Lucy Boynton has a meaty role as Mary. Mary was Freddie’s lifelong friend; they stayed close until the day he died. In the movie she gets to be Freddie’s significant other, which is great for the actress but less great for an audience who values authenticity. Yes she was a part of his life but she wasn’t his whole life. Mercury would have had many partners of course, but he had a great love, Jim, who lived with him during the last 6 years of his life, and nursed him when he got sick. Freddie died wearing Jim’s wedding ring. But in the film we get only the briefest glimpse of Jim and double eyefuls of Mary. Have they straight-washed a gay icon?

At any rate, if you came for the music, you’ll stay for it, and struggle not to burst out singing. The movie is more of a greatest hits compilation that an intimate evening with Freddie, but when the hits are so good, it’s hard to complain too loudly.

Buster’s Mal Heart

Buster is a mountain man on the run from authorities. He survives the cold winters by breaking into vacation homes and living off the spoils. He’s pursued by the police but also by flashbacks to his prior, family-man life, and by persistent daydreams of being adrift at sea. He calls radio shows to warn others about the impending “Inversion”.

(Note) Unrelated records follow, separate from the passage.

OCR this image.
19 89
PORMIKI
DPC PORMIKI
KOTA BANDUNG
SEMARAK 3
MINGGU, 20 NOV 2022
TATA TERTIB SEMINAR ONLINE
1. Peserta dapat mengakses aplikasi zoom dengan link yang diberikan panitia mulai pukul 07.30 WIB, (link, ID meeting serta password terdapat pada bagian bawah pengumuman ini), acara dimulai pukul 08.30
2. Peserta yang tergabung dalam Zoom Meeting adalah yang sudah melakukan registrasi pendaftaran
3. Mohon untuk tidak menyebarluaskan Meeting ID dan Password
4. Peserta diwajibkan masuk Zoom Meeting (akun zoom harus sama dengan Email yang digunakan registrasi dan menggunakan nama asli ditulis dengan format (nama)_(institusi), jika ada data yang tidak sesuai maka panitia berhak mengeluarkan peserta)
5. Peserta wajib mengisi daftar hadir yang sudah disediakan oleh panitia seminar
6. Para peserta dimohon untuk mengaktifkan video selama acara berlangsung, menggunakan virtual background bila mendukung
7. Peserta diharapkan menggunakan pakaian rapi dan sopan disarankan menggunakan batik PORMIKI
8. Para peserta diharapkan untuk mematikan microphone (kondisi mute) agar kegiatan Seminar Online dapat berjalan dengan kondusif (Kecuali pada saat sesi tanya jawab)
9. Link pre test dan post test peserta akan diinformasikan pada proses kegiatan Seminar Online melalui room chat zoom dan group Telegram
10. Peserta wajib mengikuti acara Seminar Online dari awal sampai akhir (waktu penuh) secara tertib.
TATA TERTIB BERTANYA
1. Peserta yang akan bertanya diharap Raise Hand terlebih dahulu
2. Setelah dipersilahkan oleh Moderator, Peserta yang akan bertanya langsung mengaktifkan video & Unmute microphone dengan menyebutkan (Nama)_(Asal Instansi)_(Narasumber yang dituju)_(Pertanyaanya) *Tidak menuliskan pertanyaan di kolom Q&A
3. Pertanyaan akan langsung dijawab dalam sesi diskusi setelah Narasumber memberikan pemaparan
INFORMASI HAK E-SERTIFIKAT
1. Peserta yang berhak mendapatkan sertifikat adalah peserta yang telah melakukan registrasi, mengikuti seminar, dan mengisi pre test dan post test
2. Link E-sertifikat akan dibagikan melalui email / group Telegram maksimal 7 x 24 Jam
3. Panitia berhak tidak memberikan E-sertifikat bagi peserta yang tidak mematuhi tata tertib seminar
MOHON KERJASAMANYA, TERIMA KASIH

The film, which eschews conventional story-telling, seems to have three distinct time lines, if I may call them that. 1. Buster (Rami Malek) as an overworked father and husband. He works as the night manager at a creepy hotel and the shift work is killing him. He lives with his in-laws, which might be killing him too, come to think of it. At the MV5BMzgzNjFhMmUtZDNmYy00N2M2LThiMzMtYjkwMjA4NjlkZjIwXkEyXkFqcGdeQXVyNjUxMjc1OTM@._V1_SX1777_CR0,0,1777,735_AL_hotel he encounters a drifter (DJ Qualls) begging for a room for the night, and this encounter will change the course of Buster’s life forever. 2. With matted hair and a dirty beard, Buster’s mind appears to be cracked. He lives off grid, barely surviving, almost no semblance to his former self. 3. He is half-starved, lost at sea in a small rowboat, sending letters in bottles overboard. We don’t know how long this has gone on for.

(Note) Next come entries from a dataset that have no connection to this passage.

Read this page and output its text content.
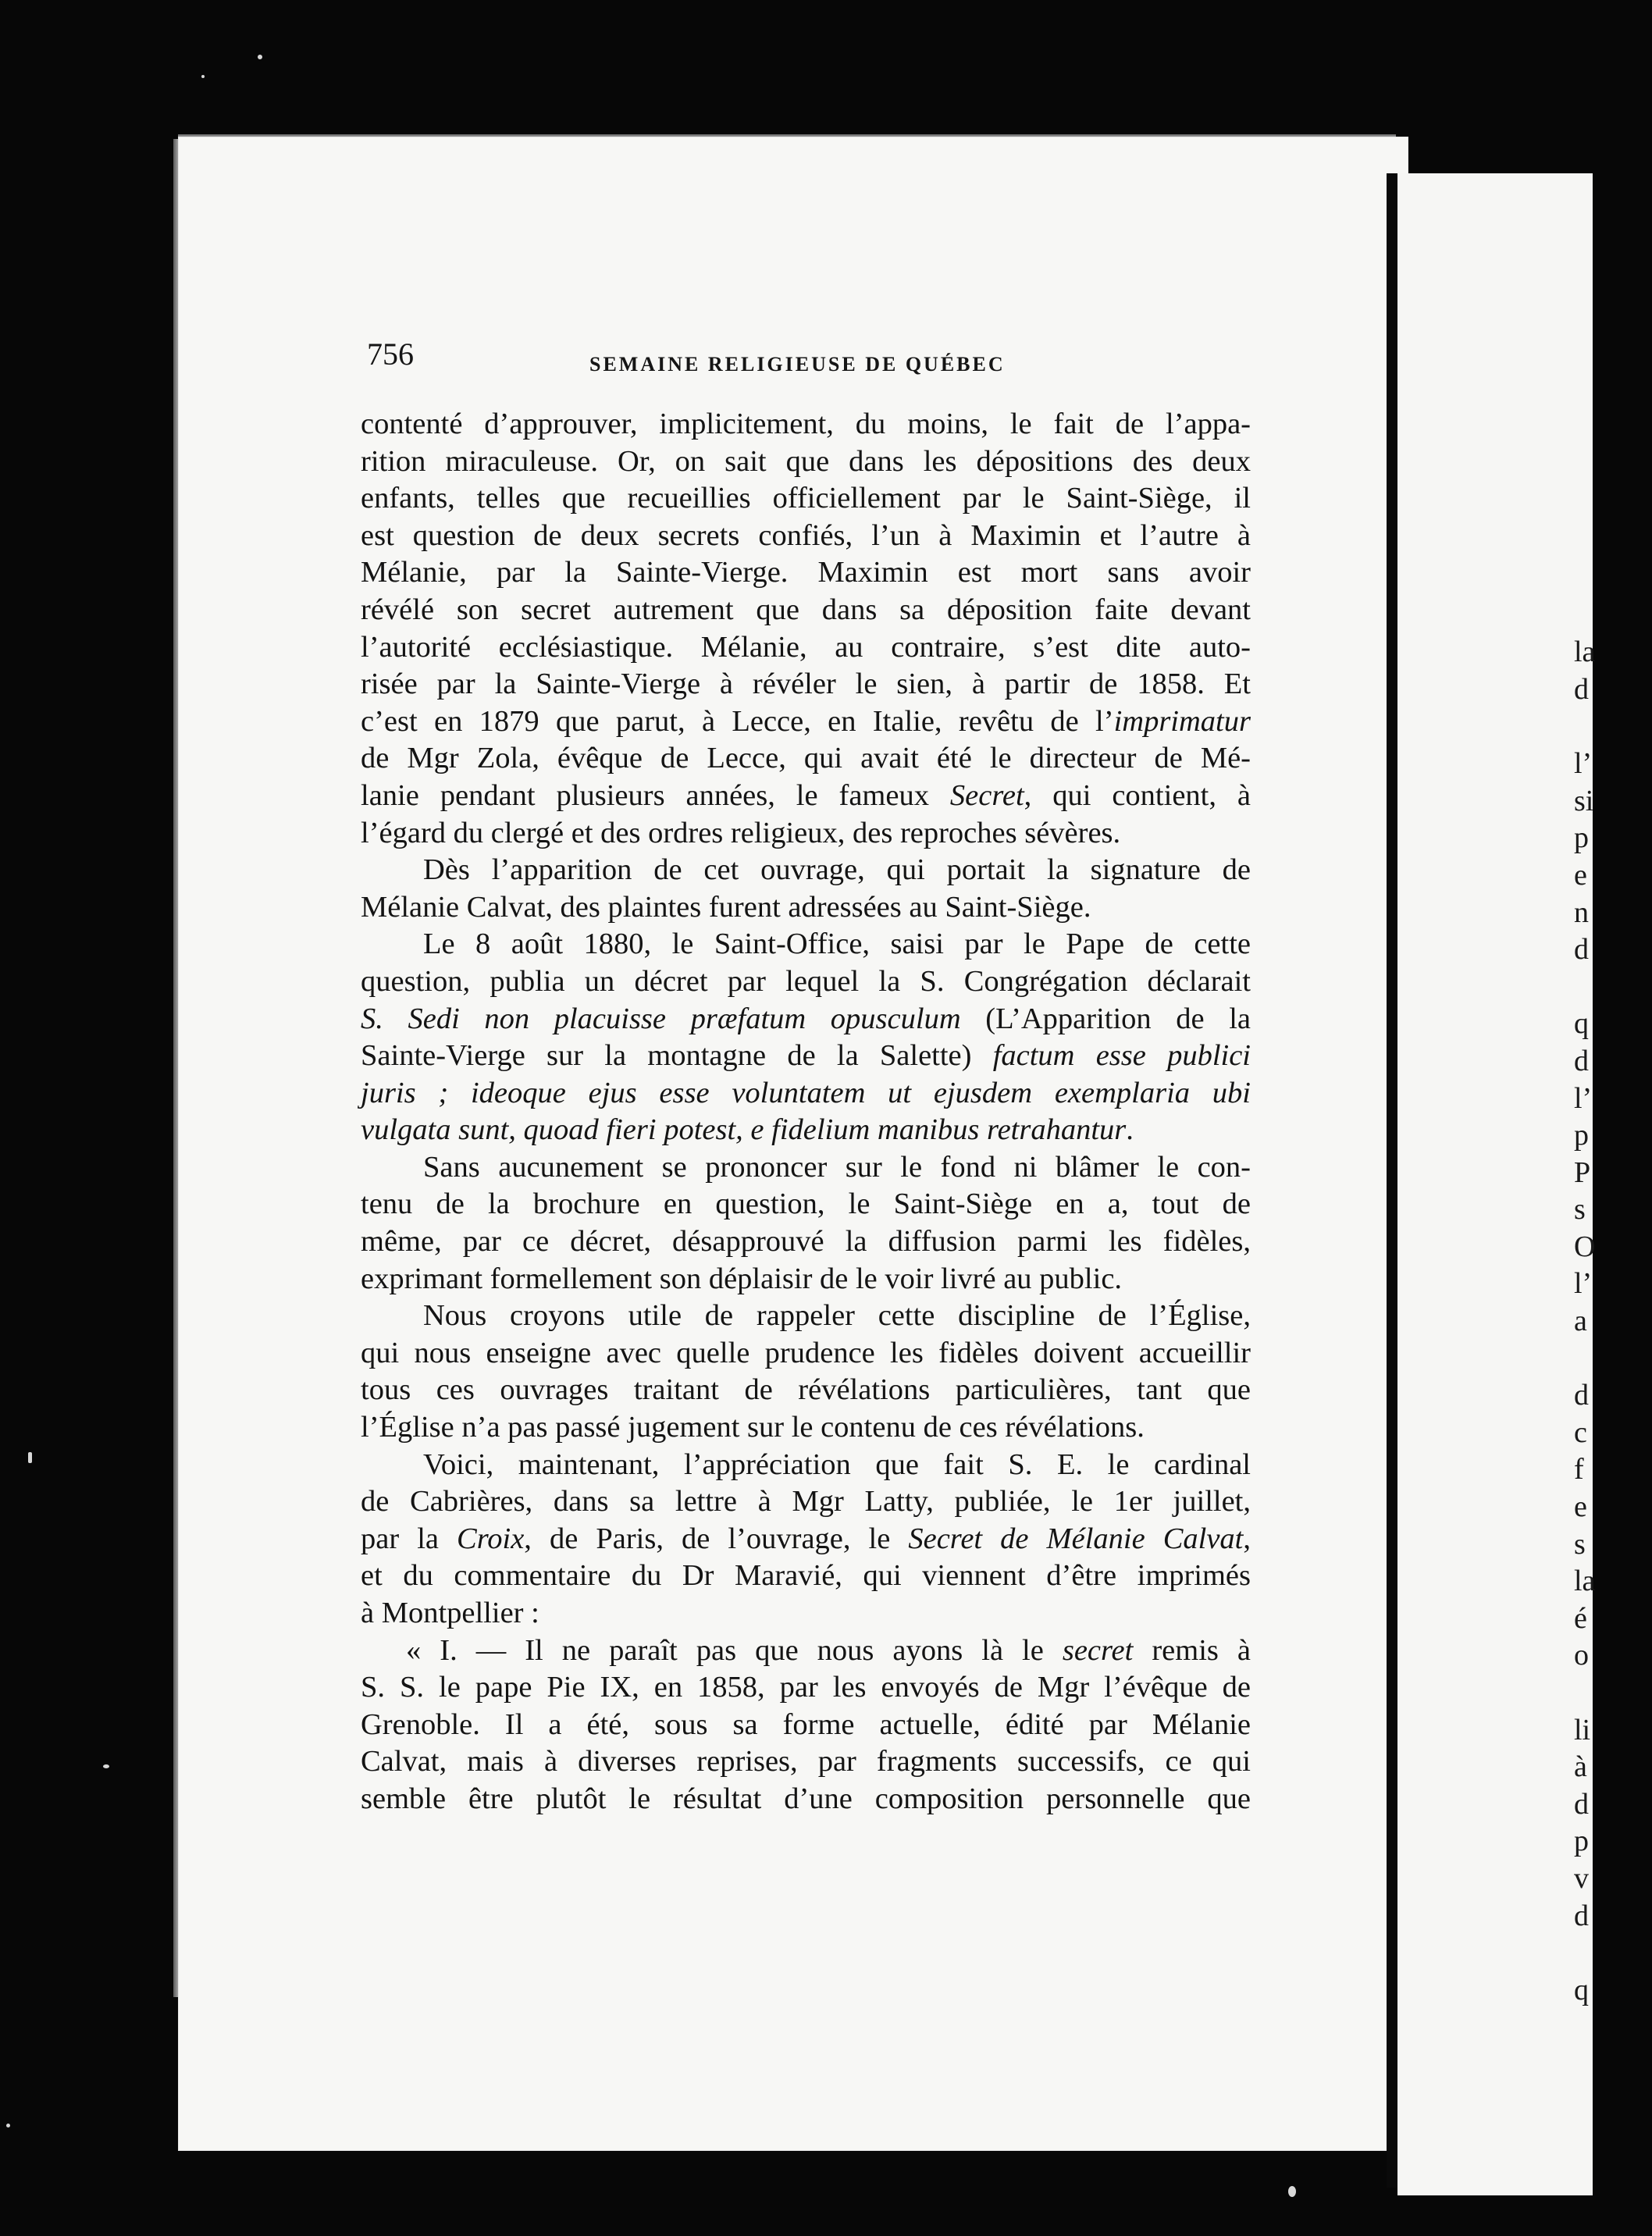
la
d
l’
si
p
e
n
d
q
d
l’
p
P
s
O
l’
a
d
c
f
e
s
la
é
o
li
à
d
p
v
d
q
756	SEMAINE RELIGIEUSE DE QUÉBEC
contenté d’approuver, implicitement, du moins, le fait de l’appa-
rition miraculeuse. Or, on sait que dans les dépositions des deux
enfants, telles que recueillies officiellement par le Saint-Siège, il
est question de deux secrets confiés, l’un à Maximin et l’autre à
Mélanie, par la Sainte-Vierge. Maximin est mort sans avoir
révélé son secret autrement que dans sa déposition faite devant
l’autorité ecclésiastique. Mélanie, au contraire, s’est dite auto-
risée par la Sainte-Vierge à révéler le sien, à partir de 1858. Et
c’est en 1879 que parut, à Lecce, en Italie, revêtu de l’imprimatur
de Mgr Zola, évêque de Lecce, qui avait été le directeur de Mé-
lanie pendant plusieurs années, le fameux Secret, qui contient, à
l’égard du clergé et des ordres religieux, des reproches sévères.
Dès l’apparition de cet ouvrage, qui portait la signature de
Mélanie Calvat, des plaintes furent adressées au Saint-Siège.
Le 8 août 1880, le Saint-Office, saisi par le Pape de cette
question, publia un décret par lequel la S. Congrégation déclarait
S. Sedi non placuisse præfatum opusculum (L’Apparition de la
Sainte-Vierge sur la montagne de la Salette) factum esse publici
juris ; ideoque ejus esse voluntatem ut ejusdem exemplaria ubi
vulgata sunt, quoad fieri potest, e fidelium manibus retrahantur.
Sans aucunement se prononcer sur le fond ni blâmer le con-
tenu de la brochure en question, le Saint-Siège en a, tout de
même, par ce décret, désapprouvé la diffusion parmi les fidèles,
exprimant formellement son déplaisir de le voir livré au public.
Nous croyons utile de rappeler cette discipline de l’Église,
qui nous enseigne avec quelle prudence les fidèles doivent accueillir
tous ces ouvrages traitant de révélations particulières, tant que
l’Église n’a pas passé jugement sur le contenu de ces révélations.
Voici, maintenant, l’appréciation que fait S. E. le cardinal
de Cabrières, dans sa lettre à Mgr Latty, publiée, le 1er juillet,
par la Croix, de Paris, de l’ouvrage, le Secret de Mélanie Calvat,
et du commentaire du Dr Maravié, qui viennent d’être imprimés
à Montpellier :
« I. — Il ne paraît pas que nous ayons là le secret remis à
S. S. le pape Pie IX, en 1858, par les envoyés de Mgr l’évêque de
Grenoble. Il a été, sous sa forme actuelle, édité par Mélanie
Calvat, mais à diverses reprises, par fragments successifs, ce qui
semble être plutôt le résultat d’une composition personnelle que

How many, if any, of these time lines is real? Are they manifestations of his wormhole conspiracy theory, or the product of a mind broken with grief and guilt, or just the insomniac’s daymares? That’s for you to figure out, without much help from director Sarah Adina Smith, who is perfectly comfortable with an audience full of head-scratchers and what-the-fuckers. In fact, she’s going to throw in a whole bunch of biblical allusions just to fuck with you some more.

One thing’s for sure: Rami Malek is ready to be a leading man. His minimalist style still conveys mental instability and eccentricity across all timelines. He contributes to the film maker’s ruse by making each version of Buster equally believe and unbelievable. All three feel authentic but all three cannot be. He gives away nothing. And in the end, if you’re going to enjoy this movie at all, you’ll have to be comfortable with that, with not getting any answers. By having bold questions shoved in your face and living with just discarding them. Is any version of Buster a real person, or are they all just metaphors for disillusionment? Or am I, the viewer, the one who’s disillusioned?